Dia menyebut, semua Kelayan pelatihan di PSBN Tuah Sakato Padang ini selama tiga tahun. Mereka dilatih tentang Shiatsu, yakni teknik pijat, dan beragam keterampilan.
“Mereka dibekali kerajinan tangan, membuat telur asin, hingga produk serbuk jahe merah,” jelasnya.

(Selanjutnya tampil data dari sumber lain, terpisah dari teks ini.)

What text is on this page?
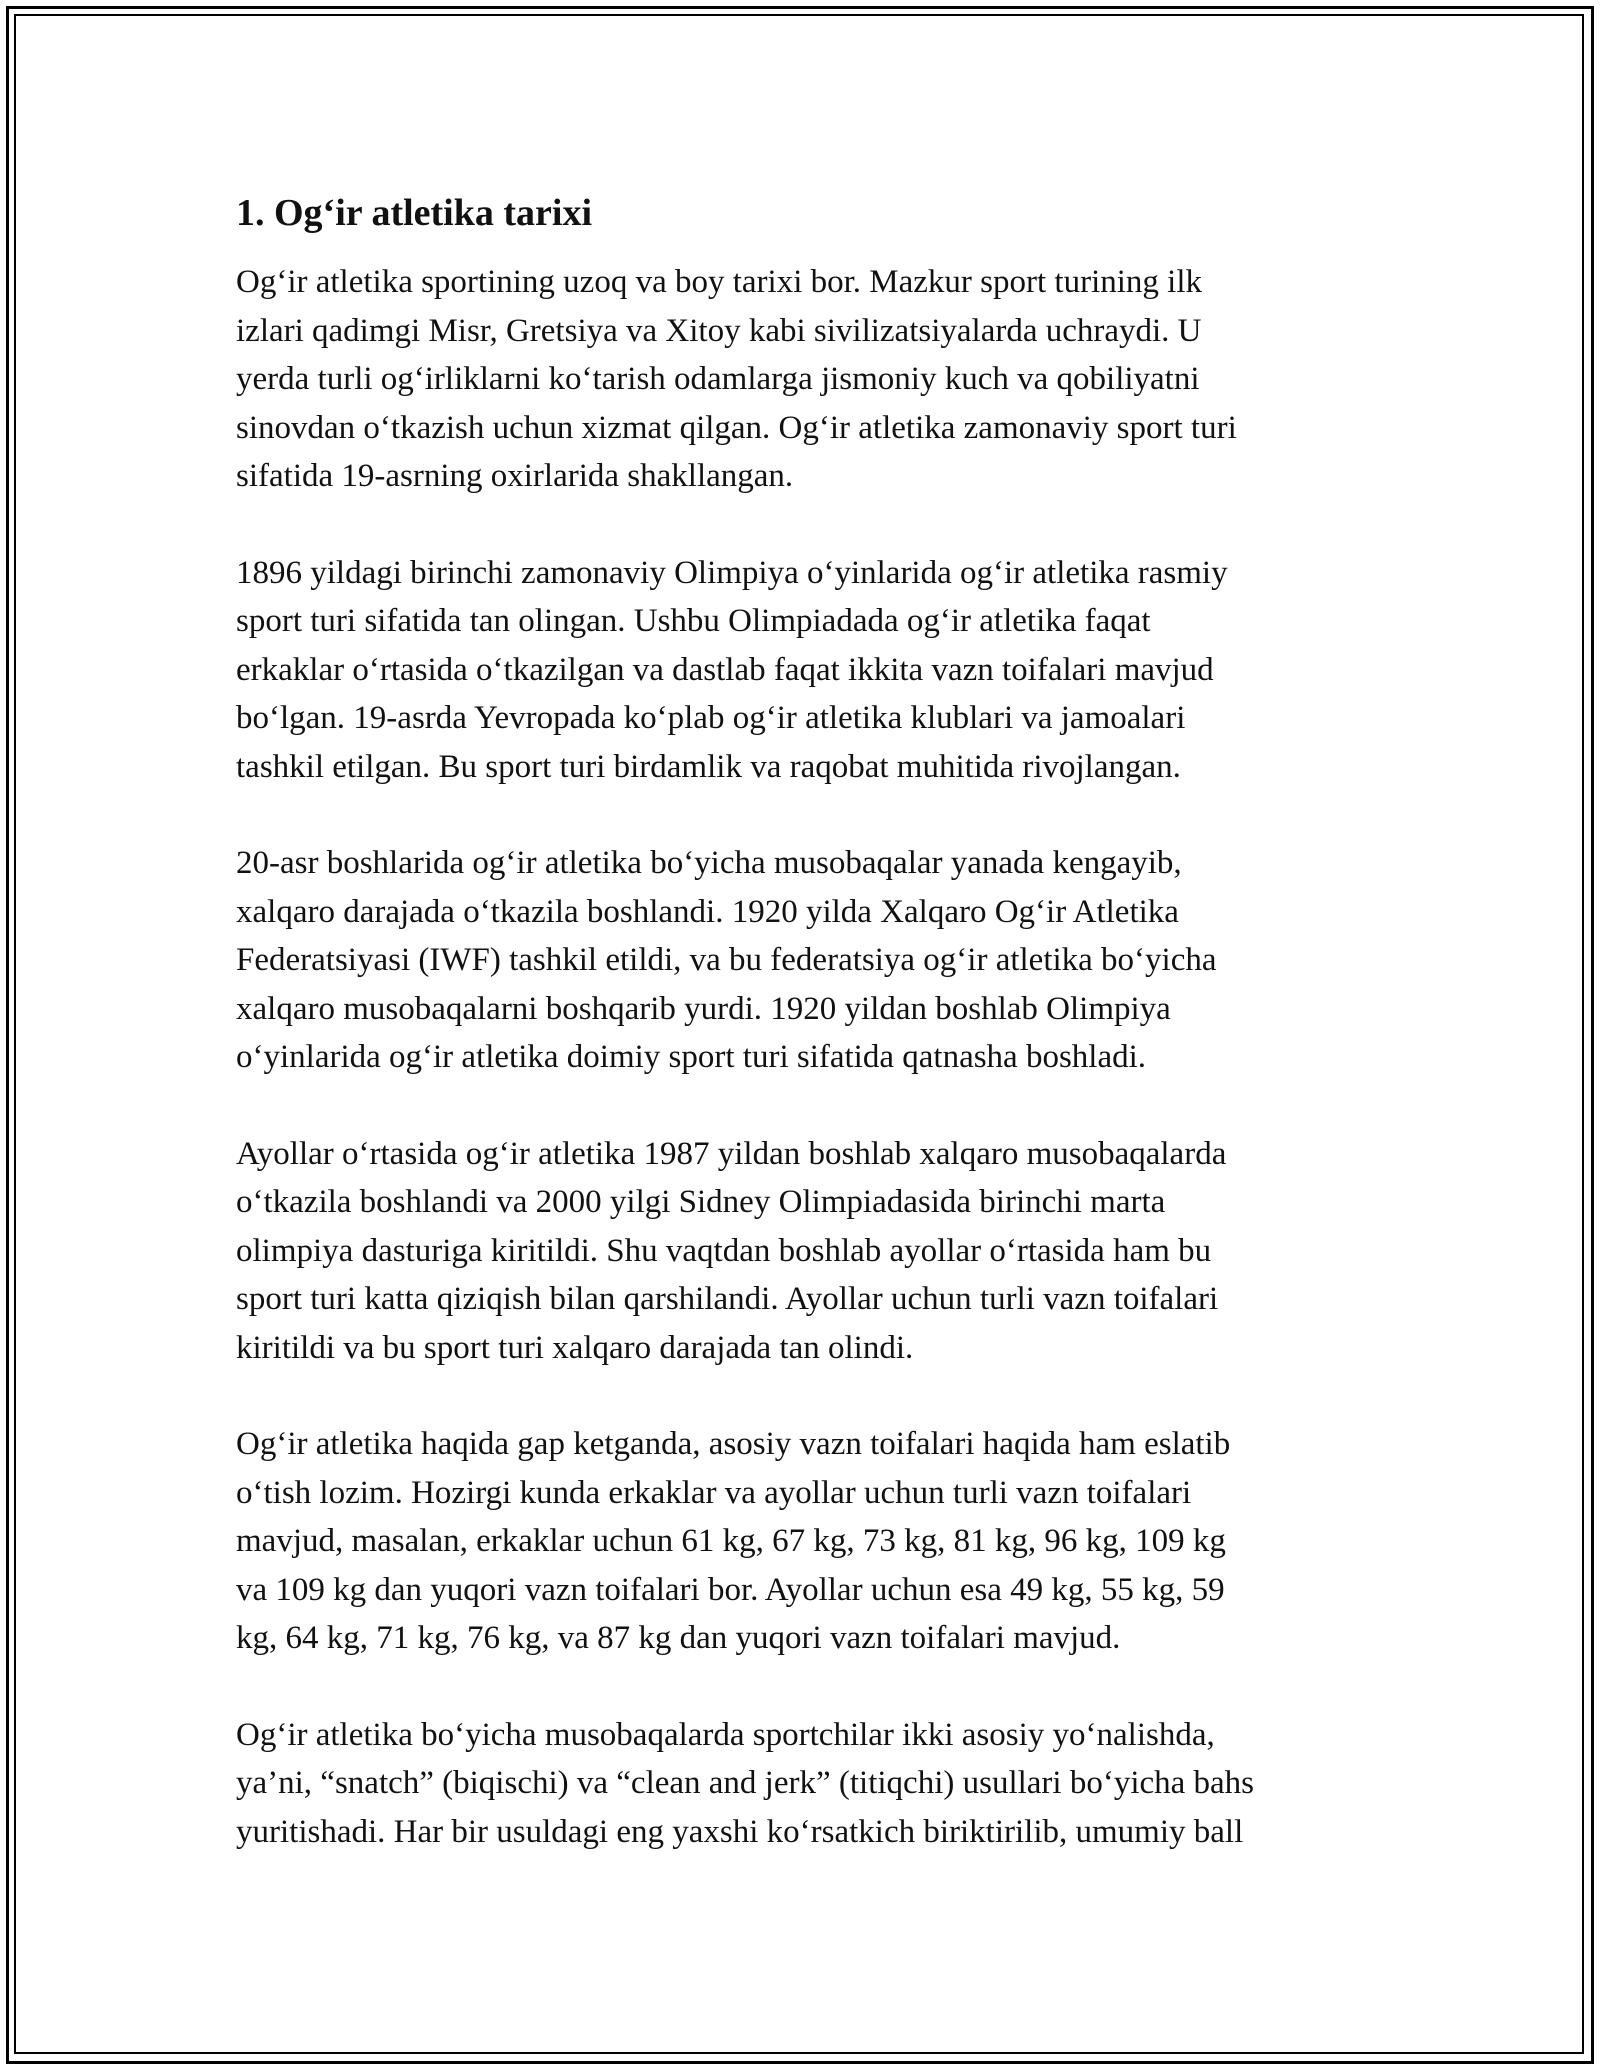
1. Og‘ir atletika tarixi

Og‘ir atletika sportining uzoq va boy tarixi bor. Mazkur sport turining ilk
izlari qadimgi Misr, Gretsiya va Xitoy kabi sivilizatsiyalarda uchraydi. U
yerda turli og‘irliklarni ko‘tarish odamlarga jismoniy kuch va qobiliyatni
sinovdan o‘tkazish uchun xizmat qilgan. Og‘ir atletika zamonaviy sport turi
sifatida 19-asrning oxirlarida shakllangan.

1896 yildagi birinchi zamonaviy Olimpiya o‘yinlarida og‘ir atletika rasmiy
sport turi sifatida tan olingan. Ushbu Olimpiadada og‘ir atletika faqat
erkaklar o‘rtasida o‘tkazilgan va dastlab faqat ikkita vazn toifalari mavjud
bo‘lgan. 19-asrda Yevropada ko‘plab og‘ir atletika klublari va jamoalari
tashkil etilgan. Bu sport turi birdamlik va raqobat muhitida rivojlangan.

20-asr boshlarida og‘ir atletika bo‘yicha musobaqalar yanada kengayib,
xalqaro darajada o‘tkazila boshlandi. 1920 yilda Xalqaro Og‘ir Atletika
Federatsiyasi (IWF) tashkil etildi, va bu federatsiya og‘ir atletika bo‘yicha
xalqaro musobaqalarni boshqarib yurdi. 1920 yildan boshlab Olimpiya
o‘yinlarida og‘ir atletika doimiy sport turi sifatida qatnasha boshladi.

Ayollar o‘rtasida og‘ir atletika 1987 yildan boshlab xalqaro musobaqalarda
o‘tkazila boshlandi va 2000 yilgi Sidney Olimpiadasida birinchi marta
olimpiya dasturiga kiritildi. Shu vaqtdan boshlab ayollar o‘rtasida ham bu
sport turi katta qiziqish bilan qarshilandi. Ayollar uchun turli vazn toifalari
kiritildi va bu sport turi xalqaro darajada tan olindi.

Og‘ir atletika haqida gap ketganda, asosiy vazn toifalari haqida ham eslatib
o‘tish lozim. Hozirgi kunda erkaklar va ayollar uchun turli vazn toifalari
mavjud, masalan, erkaklar uchun 61 kg, 67 kg, 73 kg, 81 kg, 96 kg, 109 kg
va 109 kg dan yuqori vazn toifalari bor. Ayollar uchun esa 49 kg, 55 kg, 59
kg, 64 kg, 71 kg, 76 kg, va 87 kg dan yuqori vazn toifalari mavjud.

Og‘ir atletika bo‘yicha musobaqalarda sportchilar ikki asosiy yo‘nalishda,
ya’ni, “snatch” (biqischi) va “clean and jerk” (titiqchi) usullari bo‘yicha bahs
yuritishadi. Har bir usuldagi eng yaxshi ko‘rsatkich biriktirilib, umumiy ball
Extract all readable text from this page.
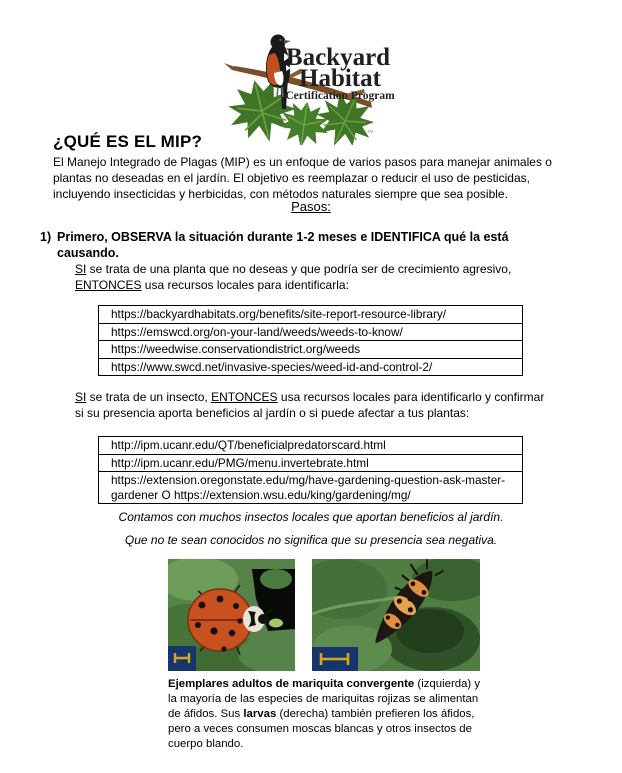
Backyard
Habitat
Certification Program
TM
¿QUÉ ES EL MIP?
El Manejo Integrado de Plagas (MIP) es un enfoque de varios pasos para manejar animales o plantas no deseadas en el jardín. El objetivo es reemplazar o reducir el uso de pesticidas, incluyendo insecticidas y herbicidas, con métodos naturales siempre que sea posible.
Pasos:
1) Primero, OBSERVA la situación durante 1-2 meses e IDENTIFICA qué la está causando.
SI se trata de una planta que no deseas y que podría ser de crecimiento agresivo, ENTONCES usa recursos locales para identificarla:
https://backyardhabitats.org/benefits/site-report-resource-library/
https://emswcd.org/on-your-land/weeds/weeds-to-know/
https://weedwise.conservationdistrict.org/weeds
https://www.swcd.net/invasive-species/weed-id-and-control-2/
SI se trata de un insecto, ENTONCES usa recursos locales para identificarlo y confirmar si su presencia aporta beneficios al jardín o si puede afectar a tus plantas:
http://ipm.ucanr.edu/QT/beneficialpredatorscard.html
http://ipm.ucanr.edu/PMG/menu.invertebrate.html
https://extension.oregonstate.edu/mg/have-gardening-question-ask-master-gardener O https://extension.wsu.edu/king/gardening/mg/
Contamos con muchos insectos locales que aportan beneficios al jardín.
Que no te sean conocidos no significa que su presencia sea negativa.
Ejemplares adultos de mariquita convergente (izquierda) y la mayoría de las especies de mariquitas rojizas se alimentan de áfidos. Sus larvas (derecha) también prefieren los áfidos, pero a veces consumen moscas blancas y otros insectos de cuerpo blando.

Kepala Seksi Pelayanan Perawatan, Pengawas, dan Pemeliharaan (P4) PSBN Tuah Sakato Padang, Sri Hatmi Hutapea menambahkan Kelayan tidak dipungut biaya apapun.
Dia menyebut, Kelayan ini didanai pemerintah dengan anggaran Rp3,6 miliar tahun 2023. Dari anggaran tersebut, sudah termasuk biaya sandang, pangan, hingga uang saku.
“Untuk makan Rp35 ribu dan uang saku Rp4000 per orang setiap hari,” jelas Sri.
Dia juga menjelaskan, Kelayan ini memang mayoritas berasal dari daerah kabupaten dan kota se-Sumbar. Namun ada juga dari Pekanbaru, Jambi, dan Medan.